My experience has been that most founders have not thought about vesting their own shares before raising outside capital for the first time.  I think they should, in most cases, vest their shares of their own accord, even before talking to an outside investor.

Vesting, for those unfamiliar with the term, refers to earning equity (options or shares) over time.  A four-year vesting schedule with a one-year “cliff” is a pretty typical arrangement.  Under this schedule, an employee’s shares vest over four years, with 25% becoming the employee’s outright after one year and the balance vesting monthly over the subsequent three years.  A buyback provision, which enables the company to buy back a portion of an employee’s shares, can accomplish the same thing; consult your attorney about this option.

Vesting is important because it aligns employee incentives (ownership) with the goals of the company (continuity in the employee base).  Also, for an employee with many shares departing before vesting is complete, some of his shares will be returned to the company; those returned shares can then help the company to entice a replacement to take the position.

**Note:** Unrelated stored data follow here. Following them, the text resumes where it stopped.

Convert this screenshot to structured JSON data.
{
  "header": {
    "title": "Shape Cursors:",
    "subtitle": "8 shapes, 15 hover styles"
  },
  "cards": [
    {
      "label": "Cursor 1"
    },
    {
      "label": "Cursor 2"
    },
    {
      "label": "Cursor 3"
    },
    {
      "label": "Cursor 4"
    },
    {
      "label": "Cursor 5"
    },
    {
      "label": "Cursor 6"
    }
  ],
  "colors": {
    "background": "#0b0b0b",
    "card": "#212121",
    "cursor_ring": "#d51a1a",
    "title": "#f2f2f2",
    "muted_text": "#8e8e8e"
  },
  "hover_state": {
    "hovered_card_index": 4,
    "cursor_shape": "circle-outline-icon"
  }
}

This rationale is especially applicable to founders, who are typically allocated large equity stakes (and for good reason).  Not only do founders have many shares, but their premature departure can spell big trouble for a company, and replacing one of them often requires a significant equity compensation package for a new hire.

In spite of this logic, founders do not put in place a vesting plan for their own shares.  The rationale they often use is that the company is theirs, so they should not have to “earn” their equity.

I believe it nearly always makes sense to institute a vesting plan for the founders.  Even without an outside investor who is concerned about the issues outlined above, each founder should expect the other members of the founding team to commit to the company.  A vesting plan underscores that commitment and ensures that a founder has a strong incentive to stay the course so long as the company needs his services.  Importantly, founder vesting also sets an example for the company, enabling the founders to tell all the employees they hire, who will be subject to vesting, that they have a similar arrangement.

It is not atypical for a founder vesting plan to have some differences compared to those of employees, and those differences can be very sensible.  Often, for example, founders vest without a cliff; a cliff is typically put in place to ensure a new hire does not leave after just a few months.

The key is that all the founders demonstrate their commitment to each other, to their employees and to the company.  Vesting their shares does exactly that.